Optimizing the performance of Li4Ti5O12 anode synthesized from TiO2 xerogel and LiOH with hydrothermal-ball mill method by using acetylene black

Abstract

Optimizing the Li-ion Batteries performance using Li4Ti5O12 (LTO) as anode material by addition of using Acetylene Black was studied in this research. The LTO was successfully synthesized using sol-gel method to form TiO2 xerogel continued by calcination, hydrothermal, ball milling and sintering process. XRD (X-Ray Diffraction), scanning electron microscopy-Energy Dispersive Spectroscopy (SEM-EDS) and Brunauer–Emmett–Teller (BET) was performed to identify the characteristic of Li4Ti5O12 powder likes phase, morphology, chemical composition and surface area. Spinel Li4Ti5O12 and rutile TiO2 were detected in XRD patterns. The morphology of Li4Ti5O12 shows presence of agglomerates structure. The surface area of Li4Ti5O12 powder is 6.404 m2/g. Electrode sheet then be prepared with LTO and mixed with PVDF binder (5 wt%) and AB 5 wt% (LTO-1), 10 wt% PVDF binder and 10wt% AB (LTO-2), 15 wt% PVDF binder and 15 wt% AB (LTO-3) of total weight solid content. Half-cell coin battery was made with lithium counter electrode. Electrochemical impedance spectroscopy (EIS), cyclic voltammetry (CV), and Charge-discharge (CD) test were performed to examine the performance of Li-ion Batteries. The best result was obtained in LTO-2, due to lowest resistance (27 ohm) and highest initial capacity (146.82 mAh/g).
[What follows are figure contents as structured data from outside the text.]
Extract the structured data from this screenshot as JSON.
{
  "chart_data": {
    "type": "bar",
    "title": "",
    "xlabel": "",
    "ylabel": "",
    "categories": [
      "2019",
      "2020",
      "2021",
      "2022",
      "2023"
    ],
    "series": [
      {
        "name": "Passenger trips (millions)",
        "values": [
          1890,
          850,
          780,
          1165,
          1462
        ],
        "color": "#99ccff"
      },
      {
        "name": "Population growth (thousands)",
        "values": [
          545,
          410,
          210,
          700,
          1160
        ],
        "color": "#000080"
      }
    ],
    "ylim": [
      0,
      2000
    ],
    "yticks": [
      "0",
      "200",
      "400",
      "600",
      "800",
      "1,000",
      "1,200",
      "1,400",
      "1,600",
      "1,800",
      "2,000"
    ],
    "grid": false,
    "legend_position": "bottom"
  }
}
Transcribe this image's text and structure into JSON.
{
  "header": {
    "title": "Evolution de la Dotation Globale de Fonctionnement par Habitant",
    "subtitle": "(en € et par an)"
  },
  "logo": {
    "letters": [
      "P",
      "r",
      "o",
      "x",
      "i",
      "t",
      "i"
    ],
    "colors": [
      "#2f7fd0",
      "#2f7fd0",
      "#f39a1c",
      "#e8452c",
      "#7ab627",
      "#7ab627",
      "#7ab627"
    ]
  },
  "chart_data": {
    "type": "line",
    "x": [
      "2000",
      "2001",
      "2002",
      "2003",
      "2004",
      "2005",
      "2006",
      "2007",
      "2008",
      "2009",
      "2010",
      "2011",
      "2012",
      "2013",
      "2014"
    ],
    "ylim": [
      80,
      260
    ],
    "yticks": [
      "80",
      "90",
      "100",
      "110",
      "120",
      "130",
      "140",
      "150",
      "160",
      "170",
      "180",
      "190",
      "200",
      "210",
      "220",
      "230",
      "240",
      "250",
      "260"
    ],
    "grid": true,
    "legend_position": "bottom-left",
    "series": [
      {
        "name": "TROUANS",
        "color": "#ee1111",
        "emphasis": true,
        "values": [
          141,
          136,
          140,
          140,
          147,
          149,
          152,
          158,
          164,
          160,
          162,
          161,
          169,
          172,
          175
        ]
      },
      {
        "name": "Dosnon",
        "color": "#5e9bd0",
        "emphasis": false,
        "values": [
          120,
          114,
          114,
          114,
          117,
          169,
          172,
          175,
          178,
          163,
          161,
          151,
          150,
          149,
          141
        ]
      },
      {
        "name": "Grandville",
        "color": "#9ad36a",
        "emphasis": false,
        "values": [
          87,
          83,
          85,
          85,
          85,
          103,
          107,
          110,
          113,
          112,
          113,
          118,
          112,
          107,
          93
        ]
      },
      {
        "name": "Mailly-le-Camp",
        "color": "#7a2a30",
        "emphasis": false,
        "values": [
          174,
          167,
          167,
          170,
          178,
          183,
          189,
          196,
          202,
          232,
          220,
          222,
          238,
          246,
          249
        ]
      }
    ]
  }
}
The increasing of AB content affects the rate capability of battery. It can be seen by CD test, where the LTO HT2-AC 1.5 has better rate capability then LTO-2 and LTO-1. LTO-3 has 24% of initial capacity at 10C, when LTO-2 has 21% of initial capacity at 10C, and LTO-1 has no capacity at 10C. It is proved that increasing AB content could lead to rate-capability and cycling performance improvement which reached at the optimum value in the LTO-2.